We are - literally - made of stars
While it sounds like a hippy bumper sticker or new age proclamation, we are actually made of stars. Almost all of the chemical elements that make up a person originate from the stars, including calcium, carbon, nitrogen, oxygen, and around 60 other basic ingredients. According to famous astrophysicist Neil deGrasse Tyson, any element heavier than hydrogen comes from the stars: "They get so hot that the nuclei of the atoms fuse together deep within them to make the oxygen we breathe, the carbon in our muscles, the calcium in our bones, the iron in our blood. You, me, everyone: We are made of star stuff."
The Earth is smaller than you think
Even though the Earth seems large from the perspective of an individual person, relatively speaking, it is absolutely tiny. It would take more than one million Earths to fit inside the Sun, which itself is just one small star in a sea of 10 billion trillion other stars. To put this massive number into perspective, there are probably more stars out there than there are grains of sand on all of the world’s beaches. As if that wasn't enough to blow your mind, some scientists think the Universe is part of a much larger Multiverse that may even be infinite. ;
Human life is younger than you think
The Earth is much older than you think, with our favourite planet having existed for roughly 4.54 billion years. Human life has existed for a much shorter time, however, with the modern form of humans evolving around 200,000 years ago. According to Neil deGrasse Tyson, if we scaled the entire timeline of the cosmos to a single calendar year, the entire recorded history of human life to present day would be a mere 14 seconds: “Every person you’ve ever heard of lies right in there. All those kings and battles, migrations and inventions, wars and loves, everything in the history books happened here in the last 14 seconds of the cosmic calendar.”

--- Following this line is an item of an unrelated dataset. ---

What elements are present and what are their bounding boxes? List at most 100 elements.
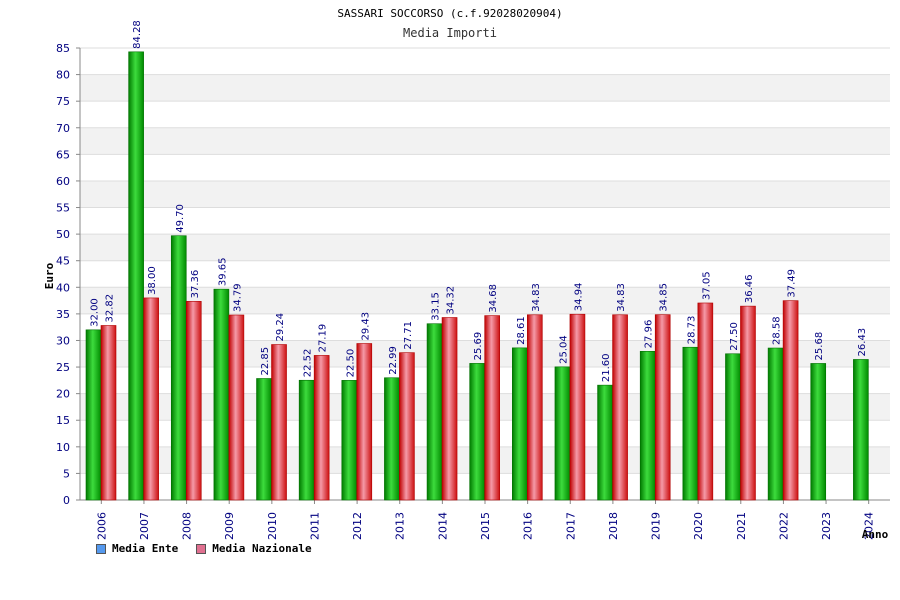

The sun and moon appear to be the same size
Have you ever looked up into the night sky and wondered why the Sun and Moon are roughly the same size. While the Sun's diameter is 400 times larger than that of the moon, the Sun is also 400 times further away. This means that both objects look the same size from the position of Earth, a strange coincidence that gives rise to magnificent solar eclipses. According to some people, this strange synchronicity may even have helped to create the right biological conditions for human life to flourish.